Security researcher Jonas L (@jonasLyk) recently revealed that there is a command that can damage an NTFS-style storage drive in the blink of an eye. And it’s so simple that there’s only one line.
When exploited, this vulnerability will immediately damage the NTFS formatted hard drive. Windows operating system will prompt users to restart their computer to repair the corrupted disc records.
Warning from researcher Jonas L.
The vulnerability can be exploited starting with Windows 10 version 1803, the update was released on April 10, 2018, and continues to work in the latest version, the researcher said. What’s worse is, the vulnerability can be triggered by standard and low-privilege user accounts on Windows 10 systems.

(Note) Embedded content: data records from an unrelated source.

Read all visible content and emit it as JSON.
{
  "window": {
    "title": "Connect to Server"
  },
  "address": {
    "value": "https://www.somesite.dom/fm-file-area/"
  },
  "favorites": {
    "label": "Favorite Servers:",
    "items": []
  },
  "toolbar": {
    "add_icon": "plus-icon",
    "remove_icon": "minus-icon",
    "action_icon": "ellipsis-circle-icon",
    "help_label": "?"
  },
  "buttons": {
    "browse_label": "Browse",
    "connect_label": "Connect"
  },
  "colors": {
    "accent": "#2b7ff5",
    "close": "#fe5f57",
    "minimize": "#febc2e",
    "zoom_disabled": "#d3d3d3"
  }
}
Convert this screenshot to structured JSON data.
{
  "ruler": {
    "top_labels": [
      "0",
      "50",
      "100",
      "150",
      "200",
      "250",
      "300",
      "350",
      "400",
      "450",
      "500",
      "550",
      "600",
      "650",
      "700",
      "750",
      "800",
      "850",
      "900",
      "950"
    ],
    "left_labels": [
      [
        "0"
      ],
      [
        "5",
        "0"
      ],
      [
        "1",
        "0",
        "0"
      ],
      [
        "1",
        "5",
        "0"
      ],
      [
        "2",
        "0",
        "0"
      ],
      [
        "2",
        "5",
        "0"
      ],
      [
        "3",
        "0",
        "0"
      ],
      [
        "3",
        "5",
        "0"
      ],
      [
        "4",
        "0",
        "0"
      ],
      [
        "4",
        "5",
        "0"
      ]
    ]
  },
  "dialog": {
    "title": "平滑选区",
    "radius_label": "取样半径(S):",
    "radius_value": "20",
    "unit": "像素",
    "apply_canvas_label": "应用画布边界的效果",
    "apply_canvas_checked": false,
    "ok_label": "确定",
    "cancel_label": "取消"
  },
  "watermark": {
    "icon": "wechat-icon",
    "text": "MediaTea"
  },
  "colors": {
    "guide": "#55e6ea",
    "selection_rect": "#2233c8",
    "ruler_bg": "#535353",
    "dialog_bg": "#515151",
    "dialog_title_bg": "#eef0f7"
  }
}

WARNING: Executing the following command on a working system will damage the drive and possibly make it inaccessible. Only check this command in a virtual machine where you can restore the system to a previous backup if the drive is damaged.
“$ i30” is an NTFS property for folders that contain a list of files and subfolders that can damage your drive when accessed. According to Jonas, the Registry key helps diagnose the problem not working in this case, so the cause of “why it’s corrupted” is unknown.
One user who reported executing this command said “it can be repaired normally even after 10 times”, but according to Bleeping ComputerThere are cases when the system’s Master File Table will be damaged.
Immediately after entering the command mentioned above, the command prompt will display “Damaged and unreadable” file or directory. And shortly thereafter, the window with the message: “Restart to fix the drive” will automatically pop up. Upon restart, the Windows disk check utility runs and starts fixing the hard drive, as shown in the video below.
NTFS error in Windows 10
After the drive is damaged, Windows 10 generates an error in the Event Log that says that the Master File Table (MFT) for the specific drive contains the corrupted log. The test of BleepingComputer also shows that the user can use this command on any drive, not just the C: drive, and that drive will then crash.
Serious flaws like these have been known for many years and reported to Microsoft before, but have yet to be patched, according to community sources.
This NTFS issue also affects older versions of Windows XP according to the new information. One user has stated that the path “$ i30” is indeed a valid path, but accessing it directly in the way described above could cause an unprecedented issue.
Bleeping Computer reported to Microsoft about the command in question and received a response from a spokesperson that said: “We will make an update available to the affected devices as soon as possible.”